Alec has given talks to synagogues, schools, and many other settings, to speak about his experiences and to create witnesses to his testimony. He always tried to include some songs including “Papierosen” and would end with the words “I implore you not to hate as it was hatred that caused the Holocaust in the first place. Had I lived with hatred in my heart for the last 60 odd years I would not be here today.” This has inspired generations of all ethnicities and faiths.

Layla Ward

Jerry Wegier


Jerry’s journey is represented by four playing cards. Follow the cord to see the order of the journey. Jerry and his parents had to leave their home in Radom, when he was 8 years old, hence the Polish flag and photo on playing card, showing No. 8.

The cord then snakes right to the Russian flag, where he survived, with his mother, until the age of 15. As there were no photos from this time, we used a Tea Bag to represent the tea bushes where he and the other children had to pick tea leaves. The cord then veers left to the British flag, where he lived from after the war until the age of 63. The photos are of his wedding to Mildred (Helen) Solomon and his three children, Suzanne, Michael and Ruth. The cord then goes to the right to the Israeli flag. His three children had previously settled in Israel and he and Mil joined them in Jerusalem, where they were blessed with eleven grand-children. The upper photo shows all of the grandchildren. We used playing cards to show his age at the various stages of the journey, as he was a champion Bridge player and Bridge was his greatest hobby. He greatly enjoyed his time in Israel but sadly passed away at the age of 67.

Regretfully, he did not live to meet his great grandson, and namesake, Eitan Yisrael. The second photo, below that of all of the grandchildren, is of his eldest grandson Eliyahu, with his wife Hodaya, who designed the square, despite coming into our lives several years after his passing, together with great grandson Eitan Yisrael.

Mildred Helen Wegier, Suzanne Farber,

Michael Wegier and Ruth Nachinson

Avram Weinstock

img_167Avram or as he is known to all his friends – Romek was born on 5th October 1927 in the village of Okocim in Poland to Marcus and Betsha. He and his brother Zvi were sole survivors of the family of eight. After liberation, in April ’45, the two brothers arrived at a DP children’s centre at Kloster Indersdorf where their new life began. Later, they joined the group of orphans going to Northampton, England, better known as “The Boys”.

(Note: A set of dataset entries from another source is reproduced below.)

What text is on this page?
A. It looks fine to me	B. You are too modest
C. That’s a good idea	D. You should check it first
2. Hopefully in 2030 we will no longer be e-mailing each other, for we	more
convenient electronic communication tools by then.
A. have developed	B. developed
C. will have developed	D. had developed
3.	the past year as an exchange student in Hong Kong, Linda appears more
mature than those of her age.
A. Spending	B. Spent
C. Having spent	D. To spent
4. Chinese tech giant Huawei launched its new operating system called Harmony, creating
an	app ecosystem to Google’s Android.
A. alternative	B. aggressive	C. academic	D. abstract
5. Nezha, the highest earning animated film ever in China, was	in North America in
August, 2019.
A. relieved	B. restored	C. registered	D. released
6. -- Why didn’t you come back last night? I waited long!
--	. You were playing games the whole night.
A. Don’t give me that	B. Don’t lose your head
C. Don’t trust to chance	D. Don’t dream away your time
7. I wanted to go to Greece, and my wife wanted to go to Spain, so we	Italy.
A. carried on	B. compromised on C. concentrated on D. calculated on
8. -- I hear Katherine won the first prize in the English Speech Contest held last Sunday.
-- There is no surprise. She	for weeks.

When the state of Israel was founded, Avram felt he needed to get to the Jewish state and make a free life in a new homeland. He arrived in 1949 to join the air force, based on his background of slave working for the German war industry. After he left the air force he joined a company, which, at the time, was new: EL AL Israel airlines and he stayed working there most of his working life. While working for the airliner, he travelled the world visiting all The Boys who had been his close friends.In 1954 Avram married Elka and had three children and later ten grandchildren and one great grandchild. He continued to work for EL AL while being relocated to different sites across the globe. One of the sites was the UK where he kept up close connections with good friends.

Avram passed away in his sleep at the age of 86.
Today, some of the children of The Boys, the second generation and even the third generation keep close ties.
The shape of the grapes in the quilt resembles two items. First it is from the name: Weinstock but mostly it is to show that even if the Germans, at the time, tried to destroy the Jewish nation, they were unsuccessful. The Weinstock family continues and flourishes.